The problem is that this backing is largely symbolic, in that Ciudadanos' 40 seats cannot give a workable majority to either Mr Sanchez or Mr Rajoy.
Podemos, which could help Mr Sanchez become prime minister if Basque and Catalan parties gave their consent, has said it will not join any deal with Ciudadanos.
Ciudadanos has said it will vote against Mr Sanchez if he signs up to Podemos's plans to raise income tax and offer Catalans a referendum on independence.
Unless Podemos ditches its radical ideas, fresh elections still seem the most likely option. The Socialist leader will be able to say he tried, and blame Podemos for the impasse.

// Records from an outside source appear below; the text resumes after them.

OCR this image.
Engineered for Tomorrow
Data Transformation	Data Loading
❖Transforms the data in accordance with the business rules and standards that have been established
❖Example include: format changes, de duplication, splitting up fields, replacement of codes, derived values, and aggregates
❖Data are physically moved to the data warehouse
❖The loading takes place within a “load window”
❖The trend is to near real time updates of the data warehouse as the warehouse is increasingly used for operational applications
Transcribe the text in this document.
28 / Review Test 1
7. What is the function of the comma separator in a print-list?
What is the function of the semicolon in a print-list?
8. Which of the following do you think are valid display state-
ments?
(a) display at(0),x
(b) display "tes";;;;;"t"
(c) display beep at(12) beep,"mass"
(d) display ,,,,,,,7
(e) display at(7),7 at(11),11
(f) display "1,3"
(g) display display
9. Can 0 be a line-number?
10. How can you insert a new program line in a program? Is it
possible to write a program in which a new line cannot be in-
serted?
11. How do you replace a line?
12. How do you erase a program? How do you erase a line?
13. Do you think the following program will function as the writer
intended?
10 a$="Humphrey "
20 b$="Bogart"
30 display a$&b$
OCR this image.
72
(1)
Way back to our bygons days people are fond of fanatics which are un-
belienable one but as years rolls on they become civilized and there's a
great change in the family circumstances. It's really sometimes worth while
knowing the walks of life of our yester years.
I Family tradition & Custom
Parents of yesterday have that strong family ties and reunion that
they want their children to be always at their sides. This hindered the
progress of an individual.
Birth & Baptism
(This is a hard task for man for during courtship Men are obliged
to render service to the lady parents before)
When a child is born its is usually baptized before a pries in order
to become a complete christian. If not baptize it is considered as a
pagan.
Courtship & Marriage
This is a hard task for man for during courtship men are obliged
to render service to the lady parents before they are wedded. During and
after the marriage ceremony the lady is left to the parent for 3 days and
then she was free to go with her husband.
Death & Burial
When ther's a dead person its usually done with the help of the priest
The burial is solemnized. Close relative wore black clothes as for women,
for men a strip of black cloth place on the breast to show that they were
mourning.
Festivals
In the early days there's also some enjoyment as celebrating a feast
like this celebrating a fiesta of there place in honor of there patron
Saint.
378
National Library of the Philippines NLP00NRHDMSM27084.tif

Mr Sanchez will now put himself forward for a vote of confidence in the lower house of parliament on 2 March.
To succeed he would need an absolute majority, which would require a yes vote or abstentions by either the PP - which has vowed to oppose such a coalition - or by Podemos and several other parties.
Podemos, analysts say, has been a tough negotiator with the Socialists: its leader Pablo Iglesias insistent on an independence referendum in Catalonia, anathema to the Socialists, or perhaps confident his ascendant party could win even more seats in fresh elections next summer.
Podemos is also deeply suspicious of rival newcomer Ciudadanos.
Should Mr Sanchez fail to secure an absolute majority on 2 March, he could then aim for a simple majority in a second vote on 5 March.
If he fails, the PP may attempt once again to form a coalition - perhaps a "grand coalition" with the Socialists and Ciudadanos.
If that fails, a new election would have to be called, probably on 26 June.